La vita quotidiana della nuova famiglia
Le giornate sono tutte un susseguirsi di esperimenti sulla carne viva, nostra e loro. Questo sì, questo no, questo forse, questo boh. Non potrò mai dimenticare una delle nostre prime uscite al parco. Nella mia testa non ci poteva essere nulla di meglio da fare in un pomeriggio di maggio che una bella passeggiata verso il tardo pomeriggio, quando gli altri stanno andando via e non c’è il problema di socializzare in modo coatto alla fila dell’altalena, che è una cosa che ci abbiamo messo tantissimo a imparare e che ancora non è che ci riesca granché bene. Non so cosa ci fosse nella loro, di testa, ma so quello che è successo: appena scesi dalla macchina sono schizzati in tutte le direzioni come fossero le schegge di una bomba a grappolo, e io mi sono resa conto di avere un limite strutturale nel correre in tre direzioni contemporaneamente. Morale ho rischiato l’infarto per riacchiapparli uno ad uno dopo aver perso tra l’altro importanti secondi di tempo per decidere quale sarebbe morto prima se non avessi scelto la strategia giusta nell’inseguimento.
Oppure quella volta che decisi di portare una di loro tre – quella che mi sembrava la più mite – a comprare il pane giù di sotto, proprio all’angolo della strada. La mite bambinetta si piantò dopo circa trenta passi, attaccandosi con tutte le sue forze a un palo della luce, piangendo come se anziché una piccola commissione avessi avuto in programma per lei un sacrificio umano. Chiunque passava gettava su di me sguardi di riprovazione o sibilava frasi del tipo: ma che le avrà fatto? Uno addirittura si attaccò al telefonino, probabilmente per denunciarmi a piede libero.
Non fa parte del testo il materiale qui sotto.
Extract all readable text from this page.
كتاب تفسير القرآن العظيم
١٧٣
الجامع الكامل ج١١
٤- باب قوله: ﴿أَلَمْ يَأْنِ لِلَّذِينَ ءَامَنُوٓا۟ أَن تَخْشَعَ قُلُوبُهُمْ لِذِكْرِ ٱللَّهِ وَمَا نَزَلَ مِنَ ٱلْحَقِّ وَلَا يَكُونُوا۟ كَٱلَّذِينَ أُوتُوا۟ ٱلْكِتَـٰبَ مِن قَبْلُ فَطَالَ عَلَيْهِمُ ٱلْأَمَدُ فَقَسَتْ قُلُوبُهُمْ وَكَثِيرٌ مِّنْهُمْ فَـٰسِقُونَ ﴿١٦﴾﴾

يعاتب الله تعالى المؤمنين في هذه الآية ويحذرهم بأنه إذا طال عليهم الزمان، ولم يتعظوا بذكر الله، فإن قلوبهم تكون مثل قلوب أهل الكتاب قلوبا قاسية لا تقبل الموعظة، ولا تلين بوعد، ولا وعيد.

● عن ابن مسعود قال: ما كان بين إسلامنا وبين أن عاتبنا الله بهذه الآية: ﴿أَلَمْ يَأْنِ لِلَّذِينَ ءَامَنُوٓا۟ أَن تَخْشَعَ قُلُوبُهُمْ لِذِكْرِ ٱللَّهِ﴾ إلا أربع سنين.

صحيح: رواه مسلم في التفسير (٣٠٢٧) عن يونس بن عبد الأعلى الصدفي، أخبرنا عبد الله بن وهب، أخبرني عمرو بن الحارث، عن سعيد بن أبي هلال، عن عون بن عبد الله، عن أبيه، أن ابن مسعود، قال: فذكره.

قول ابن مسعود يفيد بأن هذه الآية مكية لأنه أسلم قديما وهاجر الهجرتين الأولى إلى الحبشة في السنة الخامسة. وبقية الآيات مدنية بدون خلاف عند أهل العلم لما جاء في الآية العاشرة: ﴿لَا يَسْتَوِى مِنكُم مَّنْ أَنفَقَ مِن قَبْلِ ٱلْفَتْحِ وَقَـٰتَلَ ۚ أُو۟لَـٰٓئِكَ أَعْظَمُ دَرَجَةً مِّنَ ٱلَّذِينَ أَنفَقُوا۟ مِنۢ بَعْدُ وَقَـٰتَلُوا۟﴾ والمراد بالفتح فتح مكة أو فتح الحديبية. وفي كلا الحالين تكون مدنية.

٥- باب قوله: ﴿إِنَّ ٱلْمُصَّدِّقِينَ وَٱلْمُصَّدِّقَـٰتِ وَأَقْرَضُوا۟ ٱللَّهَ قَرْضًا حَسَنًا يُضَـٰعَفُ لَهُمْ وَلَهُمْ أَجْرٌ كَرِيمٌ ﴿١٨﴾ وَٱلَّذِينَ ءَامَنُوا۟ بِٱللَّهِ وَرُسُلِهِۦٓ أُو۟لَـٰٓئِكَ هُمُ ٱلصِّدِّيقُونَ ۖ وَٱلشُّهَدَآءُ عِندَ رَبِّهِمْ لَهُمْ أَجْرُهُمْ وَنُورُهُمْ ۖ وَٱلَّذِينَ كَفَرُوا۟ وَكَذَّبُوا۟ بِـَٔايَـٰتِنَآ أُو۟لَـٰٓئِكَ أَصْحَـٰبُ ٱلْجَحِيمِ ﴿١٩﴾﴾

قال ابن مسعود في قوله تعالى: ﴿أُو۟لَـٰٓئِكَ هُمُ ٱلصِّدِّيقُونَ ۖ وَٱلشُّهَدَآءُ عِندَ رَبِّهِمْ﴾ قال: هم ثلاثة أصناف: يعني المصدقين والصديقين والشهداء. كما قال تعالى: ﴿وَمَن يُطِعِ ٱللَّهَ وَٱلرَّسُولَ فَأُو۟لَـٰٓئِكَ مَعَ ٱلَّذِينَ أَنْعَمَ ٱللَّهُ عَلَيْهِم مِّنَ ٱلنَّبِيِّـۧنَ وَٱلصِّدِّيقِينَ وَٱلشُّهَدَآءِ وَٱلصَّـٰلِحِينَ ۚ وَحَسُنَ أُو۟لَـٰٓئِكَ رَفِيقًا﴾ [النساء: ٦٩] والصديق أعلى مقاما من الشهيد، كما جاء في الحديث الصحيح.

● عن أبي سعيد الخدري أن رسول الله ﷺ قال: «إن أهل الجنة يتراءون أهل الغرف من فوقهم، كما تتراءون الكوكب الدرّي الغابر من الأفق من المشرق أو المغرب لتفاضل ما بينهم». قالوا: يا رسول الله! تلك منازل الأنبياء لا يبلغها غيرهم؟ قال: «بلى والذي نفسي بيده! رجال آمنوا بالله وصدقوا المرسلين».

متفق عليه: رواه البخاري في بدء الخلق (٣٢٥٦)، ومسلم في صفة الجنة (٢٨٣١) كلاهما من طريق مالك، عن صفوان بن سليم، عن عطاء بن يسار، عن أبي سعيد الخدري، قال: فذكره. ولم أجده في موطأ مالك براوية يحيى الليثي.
La trasformazione in due anni
Ecco, tutto questo passa, finisce, si trasforma. Ci vogliono un paio d’anni, ma passa. Così dissi a quella mamma adottiva, e per questo, a distanza, sono stata ringraziata. Si dirà: e tu come hai fatto ad arrivarci da sola? Sarai mica più intelligente di tutti gli altri? No, infatti. Le ho mentito. E l’ho fatto per consolarla, perché la vedevo a pezzi esattamente come ero a pezzi io. E però ho indovinato. Persino sui tempi: due anni, massimo due anni e mezzo. Quella è stata proprio la fortuna del principiante, ma vabbè. Credetemi, credetele.